J’ai une classe de CP dans une banlieue populaire. Donc des élèves très jeunes dont une grande majorité, disons, "ne mangent pas de porc", pour reprendre la façon dont ils se définissent eux-mêmes. Si les communautés du quartier partagent la même mosquée, les "cultures d’Islam" y sont assez diverses (magrébins, kosovars, mahorais ou tchétchènes…).
Je suis contre (pour des raisons que je ne développe pas) les minutes de silence pour les enfants avant 9-10 ans. Je n’étais pas en majorité sur mon école, on l’a faite, et ça me conforte dans mon idée, comme le récit de la minute de silence de ma fille de 8 ans dans son école à elle.

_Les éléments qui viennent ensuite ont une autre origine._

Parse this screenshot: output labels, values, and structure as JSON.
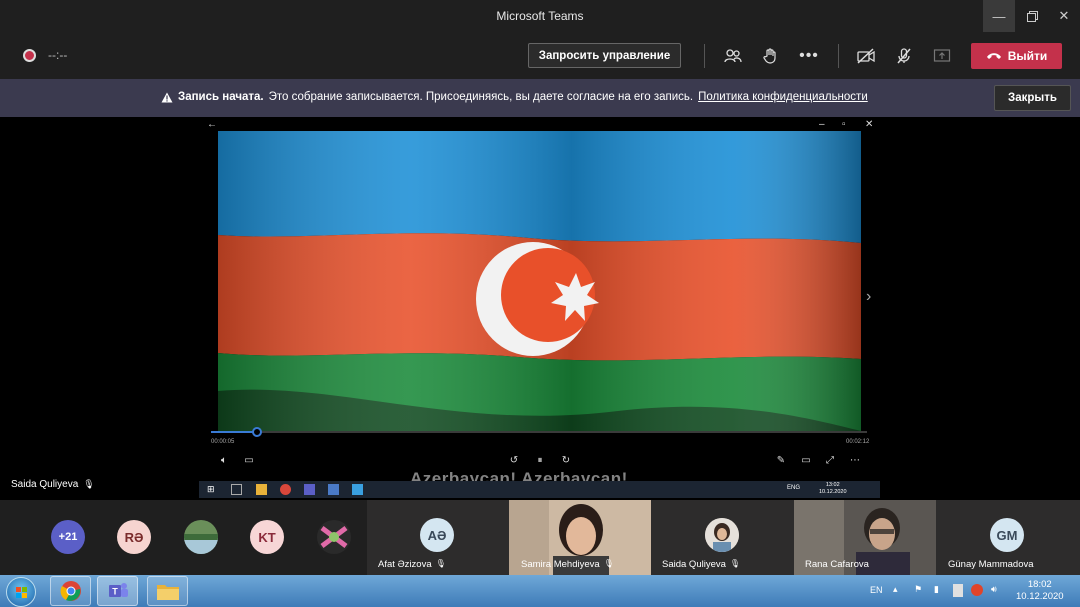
{
  "window": {
    "title": "Microsoft Teams"
  },
  "toolbar": {
    "timer": "--:--",
    "request_control_label": "Запросить управление",
    "leave_label": "Выйти"
  },
  "banner": {
    "title": "Запись начата.",
    "message": "Это собрание записывается. Присоединяясь, вы даете согласие на его запись.",
    "link": "Политика конфиденциальности",
    "close_label": "Закрыть"
  },
  "player": {
    "progress": 0.07,
    "time_current": "00:00:05",
    "time_total": "00:02:12",
    "subtitle": "Azerbaycan! Azerbaycan!"
  },
  "remote_taskbar": {
    "lang": "ENG",
    "time": "13:02",
    "date": "10.12.2020"
  },
  "presenter": {
    "name": "Saida Quliyeva"
  },
  "participants": {
    "overflow_count": "+21",
    "avatars": [
      {
        "initials": "RƏ",
        "bg": "#f6d4d0",
        "fg": "#7a2b2b"
      },
      {
        "initials": "",
        "bg": "#6a8f5a"
      },
      {
        "initials": "KT",
        "bg": "#f7d6d6",
        "fg": "#8a2a3a"
      },
      {
        "initials": "",
        "bg": "#8b6a9a"
      }
    ],
    "tiles": [
      {
        "name": "Afat Əzizova",
        "initials": "AƏ"
      },
      {
        "name": "Samira Mehdiyeva"
      },
      {
        "name": "Saida Quliyeva"
      },
      {
        "name": "Rana Cafarova"
      },
      {
        "name": "Günay Mammadova",
        "initials": "GM"
      }
    ]
  },
  "system_taskbar": {
    "lang": "EN",
    "time": "18:02",
    "date": "10.12.2020"
  },
  "colors": {
    "accent_red": "#c4314b",
    "banner_bg": "#3b3a4f",
    "flag_blue": "#1c8fd6",
    "flag_red": "#e8502a",
    "flag_green": "#1a8a3a"
  }
}
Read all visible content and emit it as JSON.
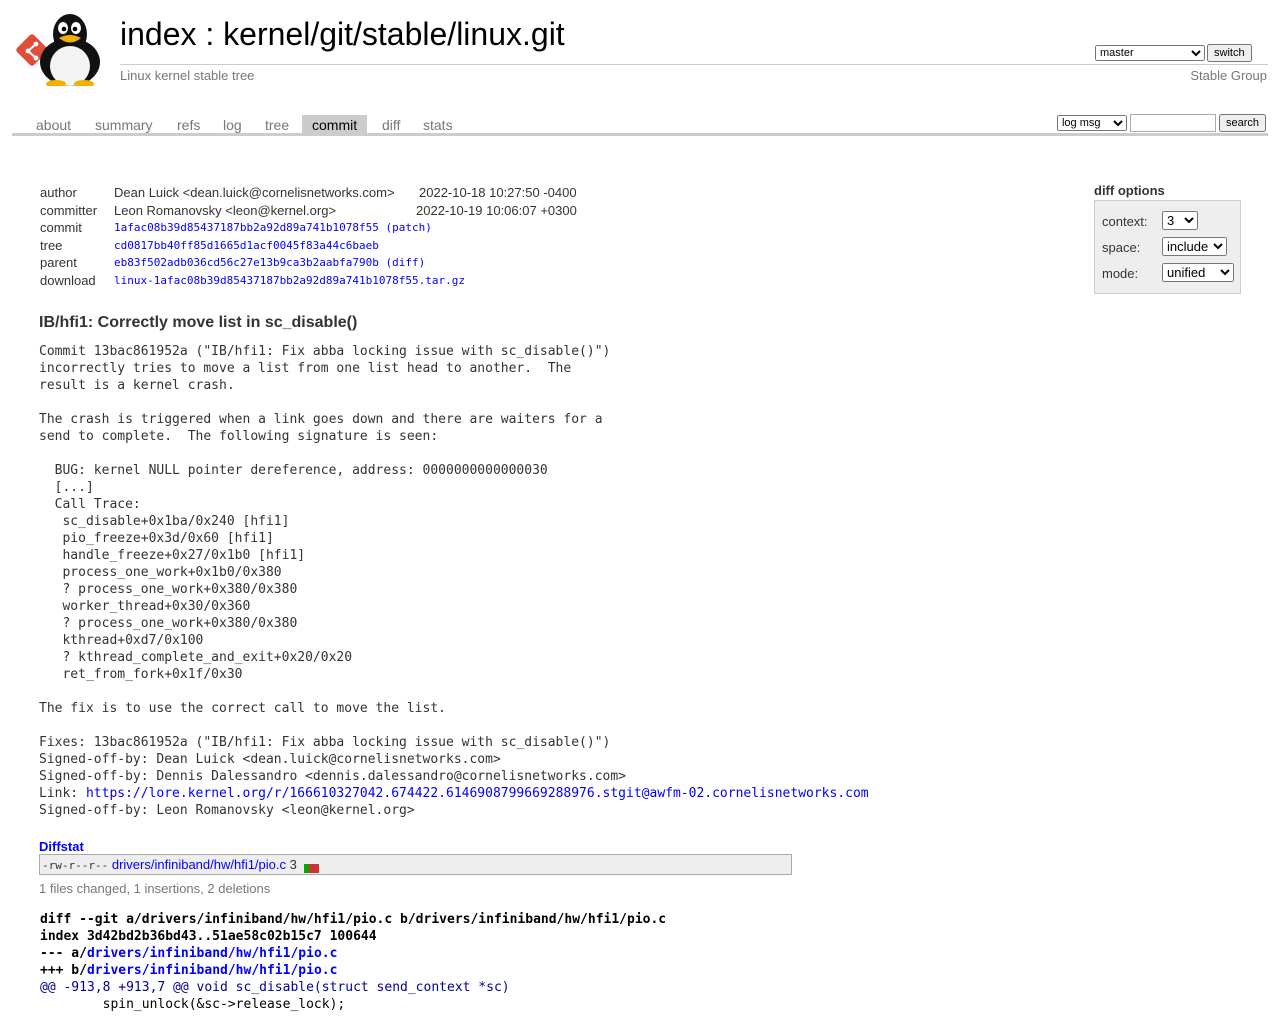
{
  "header": {
    "title_index": "index",
    "title_sep": " : ",
    "title_repo": "kernel/git/stable/linux.git",
    "subtitle": "Linux kernel stable tree",
    "owner": "Stable Group",
    "branch_selected": "master",
    "switch_label": "switch"
  },
  "tabs": [
    {
      "label": "about"
    },
    {
      "label": "summary"
    },
    {
      "label": "refs"
    },
    {
      "label": "log"
    },
    {
      "label": "tree"
    },
    {
      "label": "commit"
    },
    {
      "label": "diff"
    },
    {
      "label": "stats"
    }
  ],
  "active_tab": "commit",
  "search": {
    "type_selected": "log msg",
    "input_value": "",
    "button_label": "search"
  },
  "commit_info": {
    "author_label": "author",
    "author_value": "Dean Luick <dean.luick@cornelisnetworks.com>",
    "author_date": "2022-10-18 10:27:50 -0400",
    "committer_label": "committer",
    "committer_value": "Leon Romanovsky <leon@kernel.org>",
    "committer_date": "2022-10-19 10:06:07 +0300",
    "commit_label": "commit",
    "commit_hash": "1afac08b39d85437187bb2a92d89a741b1078f55",
    "commit_patch": "patch",
    "tree_label": "tree",
    "tree_hash": "cd0817bb40ff85d1665d1acf0045f83a44c6baeb",
    "parent_label": "parent",
    "parent_hash": "eb83f502adb036cd56c27e13b9ca3b2aabfa790b",
    "parent_diff": "diff",
    "download_label": "download",
    "download_file": "linux-1afac08b39d85437187bb2a92d89a741b1078f55.tar.gz"
  },
  "diff_options": {
    "title": "diff options",
    "context_label": "context:",
    "context_value": "3",
    "space_label": "space:",
    "space_value": "include",
    "mode_label": "mode:",
    "mode_value": "unified"
  },
  "commit": {
    "subject": "IB/hfi1: Correctly move list in sc_disable()",
    "message": "Commit 13bac861952a (\"IB/hfi1: Fix abba locking issue with sc_disable()\")\nincorrectly tries to move a list from one list head to another.  The\nresult is a kernel crash.\n\nThe crash is triggered when a link goes down and there are waiters for a\nsend to complete.  The following signature is seen:\n\n  BUG: kernel NULL pointer dereference, address: 0000000000000030\n  [...]\n  Call Trace:\n   sc_disable+0x1ba/0x240 [hfi1]\n   pio_freeze+0x3d/0x60 [hfi1]\n   handle_freeze+0x27/0x1b0 [hfi1]\n   process_one_work+0x1b0/0x380\n   ? process_one_work+0x380/0x380\n   worker_thread+0x30/0x360\n   ? process_one_work+0x380/0x380\n   kthread+0xd7/0x100\n   ? kthread_complete_and_exit+0x20/0x20\n   ret_from_fork+0x1f/0x30\n\nThe fix is to use the correct call to move the list.\n\nFixes: 13bac861952a (\"IB/hfi1: Fix abba locking issue with sc_disable()\")\nSigned-off-by: Dean Luick <dean.luick@cornelisnetworks.com>\nSigned-off-by: Dennis Dalessandro <dennis.dalessandro@cornelisnetworks.com>",
    "link_prefix": "Link: ",
    "link_url": "https://lore.kernel.org/r/166610327042.674422.6146908799669288976.stgit@awfm-02.cornelisnetworks.com",
    "message_tail": "Signed-off-by: Leon Romanovsky <leon@kernel.org>"
  },
  "diffstat": {
    "header": "Diffstat",
    "mode": "-rw-r--r--",
    "file": "drivers/infiniband/hw/hfi1/pio.c",
    "count": "3",
    "insertions": 1,
    "deletions": 2,
    "summary": "1 files changed, 1 insertions, 2 deletions"
  },
  "diff": {
    "git_line_prefix": "diff --git a/drivers/infiniband/hw/hfi1/pio.c b/drivers/infiniband/hw/hfi1/pio.c",
    "index_line": "index 3d42bd2b36bd43..51ae58c02b15c7 100644",
    "minus_prefix": "--- a/",
    "plus_prefix": "+++ b/",
    "file_path": "drivers/infiniband/hw/hfi1/pio.c",
    "hunk_header": "@@ -913,8 +913,7 @@ void sc_disable(struct send_context *sc)",
    "context_line": "        spin_unlock(&sc->release_lock);"
  },
  "colors": {
    "link": "#0000ff",
    "tab_active_bg": "#cccccc",
    "diffstat_add": "#00aa00",
    "diffstat_del": "#cc3333"
  }
}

Je suis très partagé sur la pertinence des débats en classe, sur ordre institutionnel, par des personnes non formée à ça, dans un moment d’émotion peu propice à la pensée, sur des sujets qu’on a du mal soi-même en tant qu’adulte averti à maîtriser, et dont il faudrait mettre en œuvre une transposition didactique dans sa classe, là, tout de suite… Je pense que ça peut faire plus de mal que de bien. Sur la forme. Sur le fond. Et des échos de mes collègues ou de ma grande fille collégienne me conforte également dans cette réticence.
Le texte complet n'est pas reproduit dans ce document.